- Former names: Sea Spa Nova Scotia

General information
- Status: Demolished
- Location: Aspotogan Peninsula, Nova Scotia
- Coordinates: 44°30′38″N 64°01′01″W﻿ / ﻿44.5105°N 64.0169°W
- Construction started: 1992
- Demolished: 2016

Technical details
- Floor count: 5
- Floor area: 16,300 square metres (175,000 sq ft)
- Lifts/elevators: 2

Design and construction
- Architecture firm: Sperry and Associates

Other information
- Number of rooms: 131

= Aspotogan Sea Spa =

Luxury hotel development in the Aspotogan Peninsula, Nova Scotia, Canada

The Aspotogan Sea Spa was a luxury hotel development at the tip of the Aspotogan Peninsula, Nova Scotia, Canada. Construction was aborted in the mid-1990s when the developer ran out of money, leaving the hulking hotel building sitting abandoned for two decades until it was demolished in 2016.

==History==
The Sea Spa Nova Scotia, as it was called when first marketed in 1990, was privately financed by German siblings Brigitta Hennig and Wolfgang Spiegelhauer of the construction company Suwobau. The two stated that they were "deeply impressed by the beauty of the land" and conceived the 131-room, five-storey, 16300 sqm luxury resort to be developed at an estimated cost of C$37.5 million on a site of more than 120 hectares. They predicted that Europeans would flock to the hotel to enjoy a range of stress-relieving activities including seashore walks, bodybuilding, underwater massage, electrical therapy, and electro-galvanic and carbon-dioxide baths. The hotel was to feature an indoor saltwater pool, special air-filtration systems, and the use of non-toxic construction materials. The project received $10,000 from the Atlantic Canada Opportunities Agency to assist in marketing. The spa was a welcome development in an area hit by the decline of the fishing industry, and was expected to employ up to 200 people.

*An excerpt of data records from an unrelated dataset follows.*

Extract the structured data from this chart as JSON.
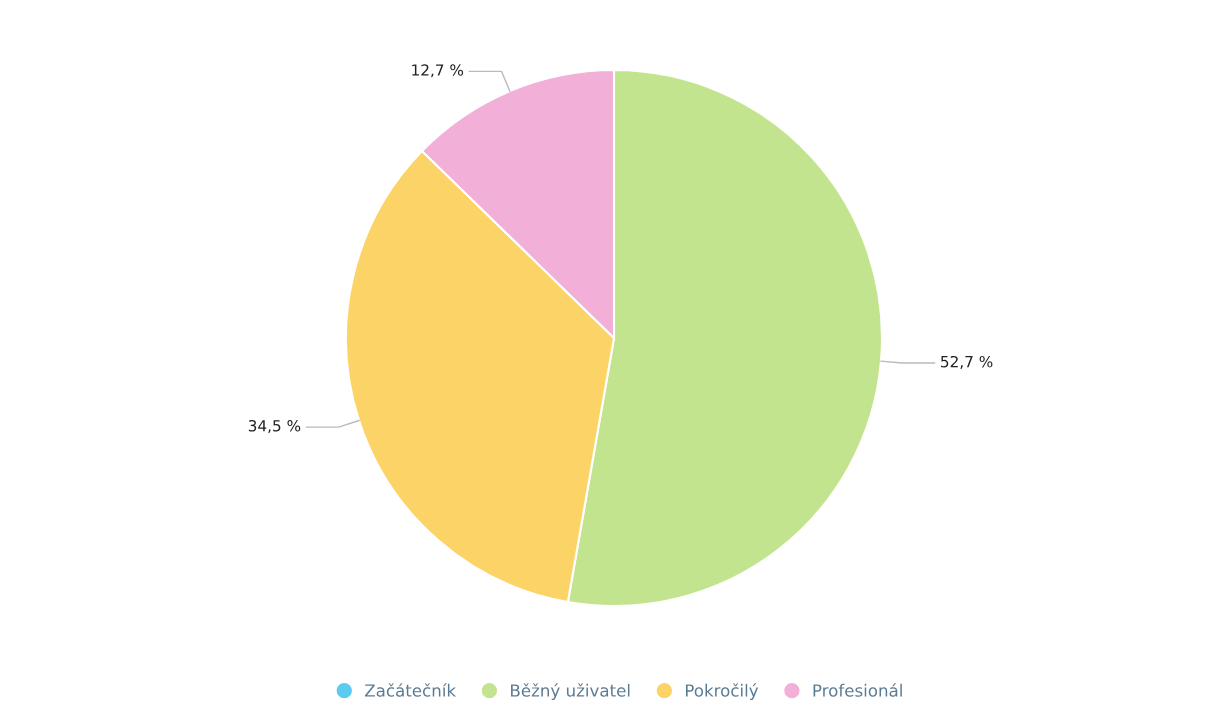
{
  "chart_data": {
    "type": "pie",
    "categories": [
      "Začátečník",
      "Běžný uživatel",
      "Pokročilý",
      "Profesionál"
    ],
    "values": [
      0,
      52.7,
      34.5,
      12.7
    ],
    "value_labels": [
      null,
      "52,7 %",
      "34,5 %",
      "12,7 %"
    ],
    "colors": [
      "#5bcbef",
      "#c3e48f",
      "#fcd366",
      "#f2afd7"
    ],
    "legend": "bottom"
  }
}
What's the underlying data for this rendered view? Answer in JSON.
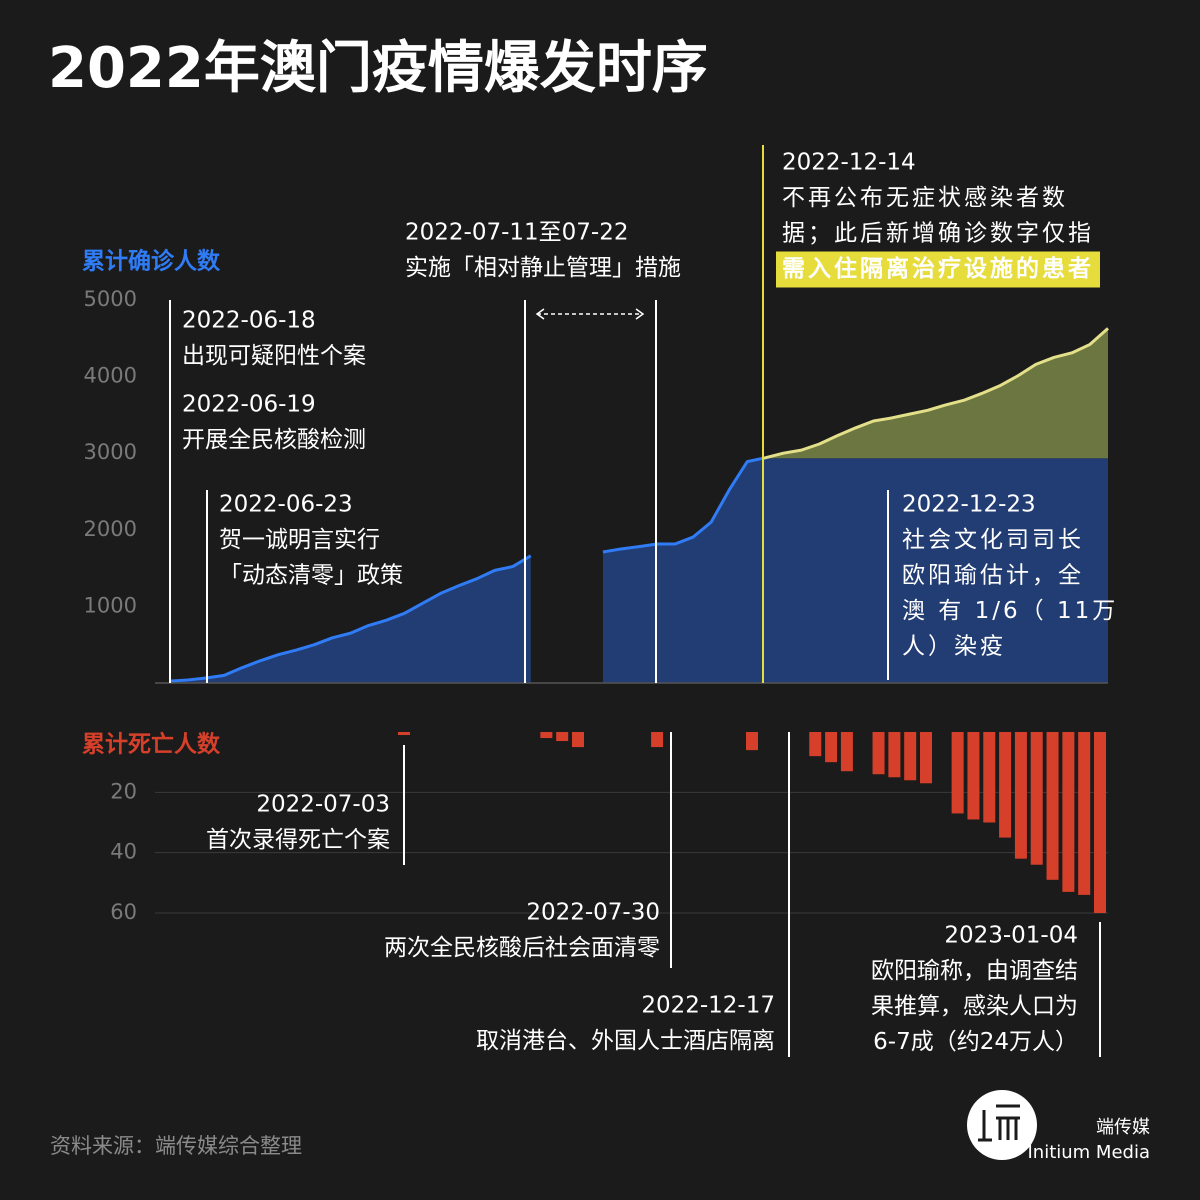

Construction began in 1992. In 1994, after the hotel structure was substantially complete and weather-tight, the developers ran out of money and couldn't secure additional financing after sinking more than $20 million into the project. One of their partners had dropped out of the project, and the value of their assets in Germany had reportedly depreciated following the reunification of that country. The collapse of the project left many contractors unpaid, putting some smaller companies out of business. In late 1996 creditors forced a foreclosure sale to two Halifax developers, Jim Spatz and George Armoyan, for a mere $505,759.

Spatz and Armoyan tried for years, to no avail, to resell the development to a hotel company. In a 2015 interview, Spatz stated that as the building aged they felt it became less and less likely that it would ever be completed, so they decided to demolish it. Demolition began in late 2015. The site will be subdivided into private residential lots.